A POD-Galerkin reduced order model for a LES filtering approach

TL;DR

This paper introduces a novel POD-Galerkin reduced order model for LES filtering in fluid dynamics, combining an Evolve-Filter algorithm with efficient finite volume methods, and incorporating pressure at the reduced level.

Contribution

It presents a new reduced order modeling approach that applies spatial filtering during snapshot collection and in the ROM, including pressure field modeling, for improved accuracy in LES simulations.

Findings

Accurate ROM for 2D and 3D flow past a cylinder at Re up to 100.

Effective parametric study on filtering radius for 2D case.
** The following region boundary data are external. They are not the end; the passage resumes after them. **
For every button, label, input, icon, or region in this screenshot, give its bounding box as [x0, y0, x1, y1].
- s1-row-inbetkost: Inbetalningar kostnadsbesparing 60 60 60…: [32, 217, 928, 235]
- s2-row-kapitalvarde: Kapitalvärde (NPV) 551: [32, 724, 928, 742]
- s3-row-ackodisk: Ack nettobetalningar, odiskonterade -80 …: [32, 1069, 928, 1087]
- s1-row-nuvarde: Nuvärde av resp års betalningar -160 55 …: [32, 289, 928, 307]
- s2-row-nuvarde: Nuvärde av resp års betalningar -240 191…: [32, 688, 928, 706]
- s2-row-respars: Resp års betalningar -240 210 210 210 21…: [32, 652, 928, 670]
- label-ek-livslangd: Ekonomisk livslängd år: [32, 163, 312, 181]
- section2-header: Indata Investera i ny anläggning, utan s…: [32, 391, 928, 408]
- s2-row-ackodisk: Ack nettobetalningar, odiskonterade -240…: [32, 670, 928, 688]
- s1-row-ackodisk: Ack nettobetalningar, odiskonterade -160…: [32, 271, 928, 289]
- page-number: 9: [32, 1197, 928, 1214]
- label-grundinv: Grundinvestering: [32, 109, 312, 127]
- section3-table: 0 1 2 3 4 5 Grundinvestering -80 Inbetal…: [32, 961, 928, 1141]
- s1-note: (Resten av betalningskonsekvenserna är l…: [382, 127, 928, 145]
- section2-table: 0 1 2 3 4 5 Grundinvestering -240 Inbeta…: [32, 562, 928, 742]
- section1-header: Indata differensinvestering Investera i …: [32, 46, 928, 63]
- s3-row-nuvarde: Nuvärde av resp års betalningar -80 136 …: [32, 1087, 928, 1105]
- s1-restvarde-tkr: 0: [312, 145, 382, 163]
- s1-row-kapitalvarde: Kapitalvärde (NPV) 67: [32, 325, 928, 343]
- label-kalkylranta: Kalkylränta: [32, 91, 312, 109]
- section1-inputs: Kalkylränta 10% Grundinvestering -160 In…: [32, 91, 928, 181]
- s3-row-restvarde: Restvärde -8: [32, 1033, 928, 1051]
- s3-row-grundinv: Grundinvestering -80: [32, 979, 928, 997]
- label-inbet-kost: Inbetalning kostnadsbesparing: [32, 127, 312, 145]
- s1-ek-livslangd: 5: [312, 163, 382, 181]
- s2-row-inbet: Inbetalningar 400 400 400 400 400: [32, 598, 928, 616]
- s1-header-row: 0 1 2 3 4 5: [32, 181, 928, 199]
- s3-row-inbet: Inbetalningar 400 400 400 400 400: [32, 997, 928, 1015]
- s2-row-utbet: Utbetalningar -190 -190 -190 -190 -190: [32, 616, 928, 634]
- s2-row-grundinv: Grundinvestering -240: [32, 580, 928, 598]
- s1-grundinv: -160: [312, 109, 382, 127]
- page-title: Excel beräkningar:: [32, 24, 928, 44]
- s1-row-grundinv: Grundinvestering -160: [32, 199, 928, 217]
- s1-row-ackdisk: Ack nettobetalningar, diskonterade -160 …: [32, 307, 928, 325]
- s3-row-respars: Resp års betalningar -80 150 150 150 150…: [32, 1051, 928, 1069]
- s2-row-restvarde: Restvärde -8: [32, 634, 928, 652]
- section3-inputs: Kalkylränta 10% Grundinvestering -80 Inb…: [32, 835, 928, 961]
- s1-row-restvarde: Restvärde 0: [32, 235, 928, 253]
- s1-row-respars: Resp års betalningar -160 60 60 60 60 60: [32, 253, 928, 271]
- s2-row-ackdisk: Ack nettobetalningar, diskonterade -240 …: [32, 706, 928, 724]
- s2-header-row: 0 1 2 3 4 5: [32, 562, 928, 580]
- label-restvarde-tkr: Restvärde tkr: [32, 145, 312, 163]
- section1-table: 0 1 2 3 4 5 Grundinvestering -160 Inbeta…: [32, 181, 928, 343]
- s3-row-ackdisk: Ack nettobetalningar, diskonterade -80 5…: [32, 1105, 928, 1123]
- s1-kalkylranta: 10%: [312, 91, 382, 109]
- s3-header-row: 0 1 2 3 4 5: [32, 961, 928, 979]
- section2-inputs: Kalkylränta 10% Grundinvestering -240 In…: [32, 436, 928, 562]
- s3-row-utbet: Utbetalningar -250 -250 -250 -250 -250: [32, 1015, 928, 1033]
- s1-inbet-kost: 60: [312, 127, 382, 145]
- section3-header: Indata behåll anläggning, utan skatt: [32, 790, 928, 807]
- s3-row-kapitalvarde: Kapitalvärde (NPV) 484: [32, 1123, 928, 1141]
ROM results closely match full order model outcomes.

Abstract

We propose a Proper Orthogonal Decomposition (POD)-Galerkin based Reduced Order Model (ROM) for a Leray model. For the implementation of the model, we combine a two-step algorithm called Evolve-Filter (EF) with a computationally efficient finite volume method. The main novelty of the proposed approach relies in applying spatial filtering both for the collection of the snapshots and in the reduced order model, as well as in considering the pressure field at reduced level. In both steps of the EF algorithm, velocity and pressure fields are approximated by using different POD basis and coefficients. For the reconstruction of the pressures fields, we use a pressure Poisson equation approach. We test our ROM on two benchmark problems: 2D and 3D unsteady flow past a cylinder at Reynolds number 0 <= Re <= 100. The accuracy of the reduced order model is assessed against results obtained with the full order model. For the 2D case, a parametric study with respect to the filtering radius is also presented.